The summer of 2022 will likely turn out to be one of the top five hottest summers on record over parts of the ArkLaTex. As of this writing, this summer ranks as the second hottest summer ever in Shreveport with records that date back to the 1870s. In my previous article, I answered some questions about the upcoming winter’s temperatures based ONLY on what happened in the winters that followed the previous five hottest summers.
Now it’s time to answer a few questions on just how wet or dry this winter could be and whether or not we will see any snow. Will we see another ‘snowmageddon’?
- Will this winter be wetter or drier than normal? If the summers of the past are any indication the answer is that drought relief could be on the way. After what could be a rather dry fall, there is a 60% chance that we will see above-normal rainfall this winter.
- Could we see one of the wettest winters on record? There is a 40% chance that we experience one of the fifteen wettest winters.
- If the current drought continues through the fall, could it get worse this winter? There is a 20% chance that we experience one of the top twenty driest winters with less than 60% of our normal rainfall.
- Will we see any snow? There is an 80% chance that we will see snow, however, it likely it won’t be much. If we do see snow, there is a 75% chance that we will see less than 1” for the whole winter.
- Will we see another ‘snowmageddon’? It can’t be ruled out. There is a 20% chance that we see at least 5” of snow this winter. However, as you read in my previous article, it’s very doubtful that we will be nearly as cold as we were during 2021’s ‘Snowmageddon’ event.

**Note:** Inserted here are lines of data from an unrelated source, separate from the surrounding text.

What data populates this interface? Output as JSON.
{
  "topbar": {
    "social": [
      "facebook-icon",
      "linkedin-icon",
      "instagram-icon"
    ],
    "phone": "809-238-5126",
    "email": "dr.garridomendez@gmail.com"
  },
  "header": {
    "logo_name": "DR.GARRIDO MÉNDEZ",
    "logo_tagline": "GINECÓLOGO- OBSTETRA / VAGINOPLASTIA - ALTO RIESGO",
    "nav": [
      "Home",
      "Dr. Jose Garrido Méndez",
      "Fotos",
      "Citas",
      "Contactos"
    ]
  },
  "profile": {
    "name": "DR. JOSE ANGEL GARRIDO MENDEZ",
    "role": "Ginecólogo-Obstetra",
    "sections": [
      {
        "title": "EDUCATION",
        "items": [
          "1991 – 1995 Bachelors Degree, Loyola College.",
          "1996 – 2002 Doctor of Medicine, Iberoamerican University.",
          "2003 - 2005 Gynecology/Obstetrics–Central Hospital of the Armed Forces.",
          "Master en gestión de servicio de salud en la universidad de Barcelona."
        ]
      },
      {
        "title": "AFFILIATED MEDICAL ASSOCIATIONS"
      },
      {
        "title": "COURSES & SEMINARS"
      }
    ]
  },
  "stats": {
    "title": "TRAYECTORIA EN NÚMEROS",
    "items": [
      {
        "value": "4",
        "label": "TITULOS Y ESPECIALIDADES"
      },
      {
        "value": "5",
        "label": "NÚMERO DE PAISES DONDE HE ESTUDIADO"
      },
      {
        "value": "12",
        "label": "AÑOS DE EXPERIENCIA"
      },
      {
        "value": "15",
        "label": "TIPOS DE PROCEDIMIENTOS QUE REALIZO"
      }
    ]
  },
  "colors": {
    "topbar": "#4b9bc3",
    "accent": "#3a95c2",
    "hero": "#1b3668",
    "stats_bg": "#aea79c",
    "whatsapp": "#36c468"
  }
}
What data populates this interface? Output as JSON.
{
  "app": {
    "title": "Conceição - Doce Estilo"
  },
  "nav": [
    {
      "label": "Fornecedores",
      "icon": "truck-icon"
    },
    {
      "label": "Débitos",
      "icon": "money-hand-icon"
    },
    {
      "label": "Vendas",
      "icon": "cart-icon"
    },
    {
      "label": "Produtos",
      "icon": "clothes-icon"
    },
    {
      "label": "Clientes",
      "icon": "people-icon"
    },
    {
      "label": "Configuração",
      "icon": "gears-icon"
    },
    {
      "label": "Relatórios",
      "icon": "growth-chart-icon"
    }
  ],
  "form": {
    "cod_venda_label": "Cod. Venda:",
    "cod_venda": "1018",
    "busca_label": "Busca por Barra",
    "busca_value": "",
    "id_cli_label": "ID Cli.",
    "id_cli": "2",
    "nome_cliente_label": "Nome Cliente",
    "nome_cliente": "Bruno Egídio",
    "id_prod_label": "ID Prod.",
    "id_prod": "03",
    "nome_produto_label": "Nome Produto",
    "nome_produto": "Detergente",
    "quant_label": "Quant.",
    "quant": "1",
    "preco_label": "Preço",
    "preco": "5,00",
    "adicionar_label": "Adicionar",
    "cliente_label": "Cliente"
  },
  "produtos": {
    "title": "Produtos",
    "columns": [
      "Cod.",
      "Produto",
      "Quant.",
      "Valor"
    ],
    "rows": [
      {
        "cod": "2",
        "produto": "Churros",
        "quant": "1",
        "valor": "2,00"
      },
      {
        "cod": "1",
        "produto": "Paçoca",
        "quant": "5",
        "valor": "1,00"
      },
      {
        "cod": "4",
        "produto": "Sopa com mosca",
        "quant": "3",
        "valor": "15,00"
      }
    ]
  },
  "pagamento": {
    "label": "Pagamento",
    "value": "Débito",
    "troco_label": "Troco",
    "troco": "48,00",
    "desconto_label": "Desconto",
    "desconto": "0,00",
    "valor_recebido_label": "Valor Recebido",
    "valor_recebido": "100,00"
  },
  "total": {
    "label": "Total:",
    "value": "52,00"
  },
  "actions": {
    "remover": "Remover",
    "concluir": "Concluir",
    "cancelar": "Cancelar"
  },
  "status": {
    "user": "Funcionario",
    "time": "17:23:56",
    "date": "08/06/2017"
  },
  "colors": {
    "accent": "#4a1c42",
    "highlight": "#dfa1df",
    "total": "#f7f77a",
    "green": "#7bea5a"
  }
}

These ‘predictions’ on rain and snow based ONLY on the hottest summers of the past look to show that we will have a wetter than normal winter with some snow but not much. There is a wide range of possibilities on what could happen with rain and snow. The driest month during those winters was December 2010 when we received only 0.41” of rain. On the other hand, the wettest month was January of 1999 when Shreveport received 12.96”. In summary, chances are that we will have a warmer and wetter winter than normal with a little snow. It will be interesting to see how the weather this winter plays out.